What: Evaluate model performance as a function of a single hyperparameter (useful for seeing under/overfitting behavior relative to a parameter).

In [None]:
from sklearn.model_selection import validation_curve
param_range = [1,10,100,1000]
train_scores, test_scores = validation_curve(Ridge(), X, y, param_name='alpha', param_range=param_range, cv=5, scoring='neg_root_mean_squared_error')


### 19) check_cv (sklearn.utils.validation? usually internal)

Note: Not a user-level common function; users choose CV splitters directly. Use cv=5 (int) for default KFold or pass splitter objects.

### 20) Choosing cv argument (int vs splitter)

cv=int → use default splitter:

classification → StratifiedKFold

regression → KFold

cv=splitter_object → pass any of the splitters above (KFold, TimeSeriesSplit, etc.)

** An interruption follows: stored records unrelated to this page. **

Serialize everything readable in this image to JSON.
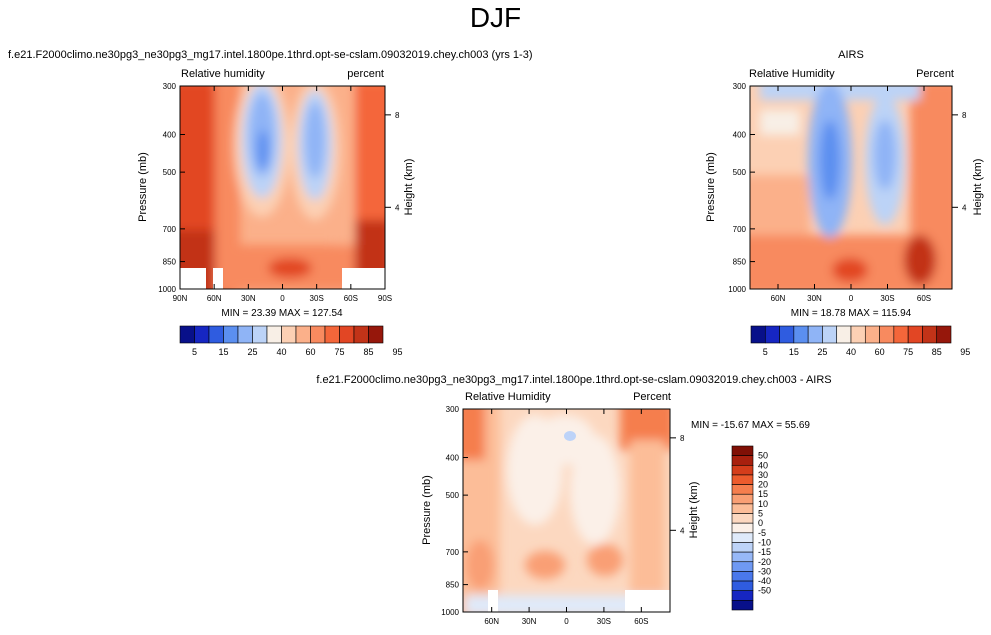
{
  "page": {
    "title": "DJF"
  },
  "colors": {
    "abs_scale": [
      "#08108a",
      "#1626c2",
      "#2f5ce0",
      "#5b8ff0",
      "#8fb4f6",
      "#bcd3f7",
      "#f8efe6",
      "#fcd0b4",
      "#fbb08a",
      "#f88a5f",
      "#f4663a",
      "#e24624",
      "#c23318",
      "#96170b"
    ],
    "diff_scale": [
      "#08108a",
      "#1626c2",
      "#2f5ce0",
      "#4a78ec",
      "#6f99f3",
      "#97b8f7",
      "#bdd3f8",
      "#dfeafa",
      "#fbf0e8",
      "#fcd8c0",
      "#fcbd98",
      "#f99f74",
      "#f57e4e",
      "#ec5b2d",
      "#d43d1b",
      "#a8200e",
      "#801006"
    ]
  },
  "chart_data": [
    {
      "type": "heatmap",
      "title": "f.e21.F2000climo.ne30pg3_ne30pg3_mg17.intel.1800pe.1thrd.opt-se-cslam.09032019.chey.ch003 (yrs 1-3)",
      "left_label": "Relative humidity",
      "right_label": "percent",
      "ylabel": "Pressure (mb)",
      "y2label": "Height (km)",
      "y_ticks": [
        "300",
        "400",
        "500",
        "700",
        "850",
        "1000"
      ],
      "y2_ticks": [
        "8",
        "4"
      ],
      "x_ticks": [
        "90N",
        "60N",
        "30N",
        "0",
        "30S",
        "60S",
        "90S"
      ],
      "stats": "MIN = 23.39  MAX = 127.54",
      "colorbar_labels": [
        "5",
        "15",
        "25",
        "40",
        "60",
        "75",
        "85",
        "95"
      ]
    },
    {
      "type": "heatmap",
      "title": "AIRS",
      "left_label": "Relative Humidity",
      "right_label": "Percent",
      "ylabel": "Pressure (mb)",
      "y2label": "Height (km)",
      "y_ticks": [
        "300",
        "400",
        "500",
        "700",
        "850",
        "1000"
      ],
      "y2_ticks": [
        "8",
        "4"
      ],
      "x_ticks": [
        "60N",
        "30N",
        "0",
        "30S",
        "60S"
      ],
      "stats": "MIN = 18.78  MAX = 115.94",
      "colorbar_labels": [
        "5",
        "15",
        "25",
        "40",
        "60",
        "75",
        "85",
        "95"
      ]
    },
    {
      "type": "heatmap",
      "title": "f.e21.F2000climo.ne30pg3_ne30pg3_mg17.intel.1800pe.1thrd.opt-se-cslam.09032019.chey.ch003 - AIRS",
      "left_label": "Relative Humidity",
      "right_label": "Percent",
      "ylabel": "Pressure (mb)",
      "y2label": "Height (km)",
      "y_ticks": [
        "300",
        "400",
        "500",
        "700",
        "850",
        "1000"
      ],
      "y2_ticks": [
        "8",
        "4"
      ],
      "x_ticks": [
        "60N",
        "30N",
        "0",
        "30S",
        "60S"
      ],
      "stats": "MIN = -15.67  MAX = 55.69",
      "colorbar_labels": [
        "50",
        "40",
        "30",
        "20",
        "15",
        "10",
        "5",
        "0",
        "-5",
        "-10",
        "-15",
        "-20",
        "-30",
        "-40",
        "-50"
      ]
    }
  ]
}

cv=PredefinedSplit → custom splits

### 21) scoring parameter

Accepts strings (e.g., 'accuracy', 'roc_auc', 'neg_mean_squared_error') or a callable.

For loss metrics where lower is better, sklearn often uses negative versions (neg_mean_squared_error) so cross_val_score returns higher-is-better numbers. Convert sign when interpreting.

In [None]:
scores = cross_val_score(model, X, y, scoring='neg_root_mean_squared_error', cv=5)
rmse = -scores.mean()


### 22) Parallelism & performance

n_jobs=-1 to use all CPUs (useful for cross_val_score, GridSearchCV, etc.). Be mindful of memory.

verbose useful for long runs.

For nested parallelism (e.g., pipeline + grid search) prefer controlling n_jobs carefully to avoid oversubscription.